One in three public servants full-time in office
The nation’s public service workforce has exploded to nearly 200,000 employees yet office attendance has plummeted to shocking lows across government departments.
Only a third of the nation’s bulging public service turns up to the office five days a week, amid warnings the explosion in bureaucrats is draining resources from the private sector and fuelling inflation.
The Albanese government oversaw a near 25 per cent increase in the public service headcount since the last election year, the largest jump in a single term of government on record.
The federal public sector’s wage and salary bill breached $40bn for the first time earlier in November and public sector wage growth has outpaced private sector growth for three consecutive quarters.
Labor’s hand-picked reviewer of the National Disability Insurance Scheme, economist Stephen Anthony, said he thought the size of the public service had probably become excessive. “How is it responsible, in a macroeconomic sense, that the government keeps on hiring when we have such a tight labour market and higher inflation? It makes no sense,“ Mr Anthony said. “It seems implausible that the public service could keep growing by so much in such a short period of time and result in outcomes that improve efficiency and effectiveness of government. We know that’s not what is happening.”
Full-time office attendance is as low as one in 10 in some government agencies – 8 per cent at the Australian Human Rights Commission, 12 per cent at the Bureau of Statistics, and 13 per cent at the Australian Communications and Media Authority – the latest figures have revealed. Thirty-two per cent of Australia’s 198,529 public servants as of the middle of the year never worked away from the office, but 52 per cent did “some of the time” on a regular arrangement, 9 per cent did on an “irregular basis”, and 7 per cent “all of the time”. The figures are based on employee responses to the public service census.
Some specific agencies and departments had far lower office attendance rates – 19 per cent of the National Disability Insurance Agency’s employees worked away from the office “all the time”, along with 42 per cent of IP Australia, 31 per cent of the Digital Transformation Agency, and 26 per cent of the Australian Public Service Commission.
Since the Covid-19 pandemic, employers have struggled to make employees return to the office. In 2024, Labor signed off on a new enterprise agreement for the public service that did not include a cap on work-from-home days, which sparked fury among business groups.
Analysis by The Australian shows the public service headcount has grown almost 25 per cent in the past three years, the biggest increase in a term of government since records began, in 2003. Australian Industry Group chief executive Innes Willox said the rapid rise in the number of bureaucrats was putting pressure on government budgets and “overheating an already overly tight labour market, plus feeding into inflation”. On office attendance, he said that that while his organisation recognised the “flexibility” that WFH offered, “the very limited amount of time public servants spend in the office would be surprising to most Australians”.
Australian Chamber of Commerce and Industry chief executive Andrew McKellar said there needed to be more scrutiny on government spending and the public service following the recent inflation hike.
“The settings for the next federal budget will be very important and the government needs to get that spending situation under control,” Mr McKellar told Sky News. “I think across the board, big-spending areas, and we know where they are, areas like the NDIS and aged care, they’re growing too fast at the moment. We have some high demands in terms of public spending, which is boosting up parts of the economy (but) it’s draining resources from the private sector. We’ve got to take some of those pressures off.”

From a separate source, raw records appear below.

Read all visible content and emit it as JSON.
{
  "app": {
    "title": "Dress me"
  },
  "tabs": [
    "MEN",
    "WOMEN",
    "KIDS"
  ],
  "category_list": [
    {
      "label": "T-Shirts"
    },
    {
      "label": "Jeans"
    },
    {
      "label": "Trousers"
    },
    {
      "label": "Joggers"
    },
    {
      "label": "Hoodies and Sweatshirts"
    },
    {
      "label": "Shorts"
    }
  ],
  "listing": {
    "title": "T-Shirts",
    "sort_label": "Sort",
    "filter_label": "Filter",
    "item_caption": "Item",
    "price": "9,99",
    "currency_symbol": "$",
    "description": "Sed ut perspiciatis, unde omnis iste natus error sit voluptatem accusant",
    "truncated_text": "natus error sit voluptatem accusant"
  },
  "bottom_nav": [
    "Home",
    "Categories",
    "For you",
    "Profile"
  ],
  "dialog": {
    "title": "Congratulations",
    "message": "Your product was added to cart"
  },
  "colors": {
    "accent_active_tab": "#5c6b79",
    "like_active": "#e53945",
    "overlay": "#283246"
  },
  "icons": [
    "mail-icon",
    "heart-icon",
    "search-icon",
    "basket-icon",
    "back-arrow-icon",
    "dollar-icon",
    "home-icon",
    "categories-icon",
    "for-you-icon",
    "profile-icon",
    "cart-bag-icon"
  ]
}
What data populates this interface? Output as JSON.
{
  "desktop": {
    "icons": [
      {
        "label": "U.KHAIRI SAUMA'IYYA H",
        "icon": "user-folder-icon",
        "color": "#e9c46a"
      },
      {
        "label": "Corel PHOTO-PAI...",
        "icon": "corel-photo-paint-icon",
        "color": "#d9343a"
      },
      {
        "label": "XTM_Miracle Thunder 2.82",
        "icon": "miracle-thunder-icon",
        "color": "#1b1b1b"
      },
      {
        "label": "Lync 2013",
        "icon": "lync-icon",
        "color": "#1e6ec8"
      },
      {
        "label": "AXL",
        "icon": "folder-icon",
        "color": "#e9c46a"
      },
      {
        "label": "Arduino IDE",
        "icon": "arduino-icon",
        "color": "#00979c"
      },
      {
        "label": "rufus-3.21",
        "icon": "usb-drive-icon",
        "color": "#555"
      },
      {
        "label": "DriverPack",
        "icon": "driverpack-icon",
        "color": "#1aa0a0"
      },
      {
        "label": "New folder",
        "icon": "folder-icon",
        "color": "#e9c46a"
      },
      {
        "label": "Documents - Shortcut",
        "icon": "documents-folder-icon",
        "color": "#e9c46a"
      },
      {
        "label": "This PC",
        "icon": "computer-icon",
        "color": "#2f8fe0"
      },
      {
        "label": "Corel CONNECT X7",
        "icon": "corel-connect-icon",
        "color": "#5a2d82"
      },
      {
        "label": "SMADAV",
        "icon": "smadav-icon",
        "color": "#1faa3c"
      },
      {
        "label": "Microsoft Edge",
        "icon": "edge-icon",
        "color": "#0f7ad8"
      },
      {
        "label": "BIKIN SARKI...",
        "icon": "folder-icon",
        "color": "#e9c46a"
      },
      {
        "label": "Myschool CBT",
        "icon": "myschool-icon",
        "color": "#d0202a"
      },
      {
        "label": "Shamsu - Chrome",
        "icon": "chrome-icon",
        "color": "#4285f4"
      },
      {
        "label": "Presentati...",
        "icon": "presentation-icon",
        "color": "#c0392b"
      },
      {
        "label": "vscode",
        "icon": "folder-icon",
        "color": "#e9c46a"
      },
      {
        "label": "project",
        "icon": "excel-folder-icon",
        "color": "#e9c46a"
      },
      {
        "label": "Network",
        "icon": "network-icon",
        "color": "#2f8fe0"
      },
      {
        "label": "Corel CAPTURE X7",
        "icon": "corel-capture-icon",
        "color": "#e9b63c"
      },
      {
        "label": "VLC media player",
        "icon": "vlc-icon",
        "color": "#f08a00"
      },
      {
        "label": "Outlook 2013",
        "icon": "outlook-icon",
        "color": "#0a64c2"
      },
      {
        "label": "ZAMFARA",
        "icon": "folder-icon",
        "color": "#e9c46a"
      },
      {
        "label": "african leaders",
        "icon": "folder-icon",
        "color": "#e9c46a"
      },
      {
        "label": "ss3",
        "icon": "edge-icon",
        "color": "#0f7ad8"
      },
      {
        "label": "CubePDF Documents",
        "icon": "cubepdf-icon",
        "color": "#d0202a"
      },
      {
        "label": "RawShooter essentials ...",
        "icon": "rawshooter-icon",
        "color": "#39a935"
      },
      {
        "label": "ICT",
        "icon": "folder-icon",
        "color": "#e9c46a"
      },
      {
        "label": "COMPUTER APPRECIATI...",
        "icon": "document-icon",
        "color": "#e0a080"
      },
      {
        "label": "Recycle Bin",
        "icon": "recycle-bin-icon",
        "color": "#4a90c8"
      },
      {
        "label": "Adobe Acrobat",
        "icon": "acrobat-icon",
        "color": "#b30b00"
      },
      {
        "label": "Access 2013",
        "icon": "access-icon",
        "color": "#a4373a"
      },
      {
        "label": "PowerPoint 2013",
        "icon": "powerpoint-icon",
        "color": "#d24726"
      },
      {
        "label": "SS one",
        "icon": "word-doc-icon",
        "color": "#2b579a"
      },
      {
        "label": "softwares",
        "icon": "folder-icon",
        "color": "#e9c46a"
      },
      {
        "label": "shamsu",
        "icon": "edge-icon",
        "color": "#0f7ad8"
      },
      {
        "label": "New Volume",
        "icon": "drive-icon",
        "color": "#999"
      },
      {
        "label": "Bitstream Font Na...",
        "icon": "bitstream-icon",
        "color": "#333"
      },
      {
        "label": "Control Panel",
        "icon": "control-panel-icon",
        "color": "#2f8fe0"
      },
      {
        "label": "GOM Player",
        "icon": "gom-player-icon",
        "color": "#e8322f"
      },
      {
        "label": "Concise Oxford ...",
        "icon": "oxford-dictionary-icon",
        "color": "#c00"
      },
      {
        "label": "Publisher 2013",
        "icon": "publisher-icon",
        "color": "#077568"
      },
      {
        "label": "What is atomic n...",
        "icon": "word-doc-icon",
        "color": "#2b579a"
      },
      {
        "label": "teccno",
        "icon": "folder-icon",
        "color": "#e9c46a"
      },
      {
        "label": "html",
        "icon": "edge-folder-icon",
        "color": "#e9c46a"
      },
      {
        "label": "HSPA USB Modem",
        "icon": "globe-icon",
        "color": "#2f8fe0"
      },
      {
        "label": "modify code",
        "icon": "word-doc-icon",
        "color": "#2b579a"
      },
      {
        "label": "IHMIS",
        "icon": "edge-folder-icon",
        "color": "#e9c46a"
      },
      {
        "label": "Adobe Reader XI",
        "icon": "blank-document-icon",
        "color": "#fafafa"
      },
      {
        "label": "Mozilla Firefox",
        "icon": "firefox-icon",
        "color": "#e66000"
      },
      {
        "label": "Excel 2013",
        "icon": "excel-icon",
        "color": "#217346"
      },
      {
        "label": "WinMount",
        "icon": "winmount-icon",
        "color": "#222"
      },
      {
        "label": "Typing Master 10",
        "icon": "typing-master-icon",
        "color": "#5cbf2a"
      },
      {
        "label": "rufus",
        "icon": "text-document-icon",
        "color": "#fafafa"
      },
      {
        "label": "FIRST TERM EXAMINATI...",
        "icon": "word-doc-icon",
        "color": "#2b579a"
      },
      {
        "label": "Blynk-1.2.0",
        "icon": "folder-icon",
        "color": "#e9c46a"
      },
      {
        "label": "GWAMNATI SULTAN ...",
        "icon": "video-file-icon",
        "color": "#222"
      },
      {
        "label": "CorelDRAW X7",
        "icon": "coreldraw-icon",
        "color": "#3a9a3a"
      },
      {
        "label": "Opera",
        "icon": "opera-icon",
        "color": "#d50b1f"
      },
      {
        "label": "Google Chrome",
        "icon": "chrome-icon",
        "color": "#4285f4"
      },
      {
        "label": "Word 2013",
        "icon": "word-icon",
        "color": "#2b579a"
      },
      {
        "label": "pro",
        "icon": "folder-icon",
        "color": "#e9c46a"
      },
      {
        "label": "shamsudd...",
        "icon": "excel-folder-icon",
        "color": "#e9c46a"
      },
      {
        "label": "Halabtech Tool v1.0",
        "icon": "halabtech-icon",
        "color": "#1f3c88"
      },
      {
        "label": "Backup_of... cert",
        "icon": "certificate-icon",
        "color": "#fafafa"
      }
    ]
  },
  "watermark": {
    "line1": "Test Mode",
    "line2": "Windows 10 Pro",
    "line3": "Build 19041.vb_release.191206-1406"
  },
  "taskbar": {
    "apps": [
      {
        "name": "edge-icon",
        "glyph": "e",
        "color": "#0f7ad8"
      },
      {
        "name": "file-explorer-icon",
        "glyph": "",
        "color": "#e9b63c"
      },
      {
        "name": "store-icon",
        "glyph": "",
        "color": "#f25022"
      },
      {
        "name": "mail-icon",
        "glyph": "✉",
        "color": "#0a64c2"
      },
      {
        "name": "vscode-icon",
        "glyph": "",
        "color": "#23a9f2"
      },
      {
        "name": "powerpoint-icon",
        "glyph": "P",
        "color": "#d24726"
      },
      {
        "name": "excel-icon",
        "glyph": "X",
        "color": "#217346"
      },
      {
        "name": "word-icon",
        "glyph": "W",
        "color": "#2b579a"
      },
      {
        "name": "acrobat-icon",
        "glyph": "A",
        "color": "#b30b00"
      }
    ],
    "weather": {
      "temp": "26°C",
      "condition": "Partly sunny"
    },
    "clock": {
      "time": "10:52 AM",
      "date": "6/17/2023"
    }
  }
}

Opposition public service spokesman James Paterson demanded Finance Minister Katy Gallagher come clean about the cost-cutting directive.
Senator Gallagher said the government had “not asked agencies to cut their departments by 5 per cent”.
“We’ve asked agencies to think about all the things they’re doing and all the programs they administer – for government to consider whether they are still priorities,” she said. “It’s an exercise in discipline around how we manage budgets. Senator Paterson has once again shown that the Liberals think that investments in public servants who deliver services Australians rely upon are wasteful and has defaulted to the usual APS bashing that they are so well known for. Since taking office, we have been actively seeking ways to achieve savings for the budget.”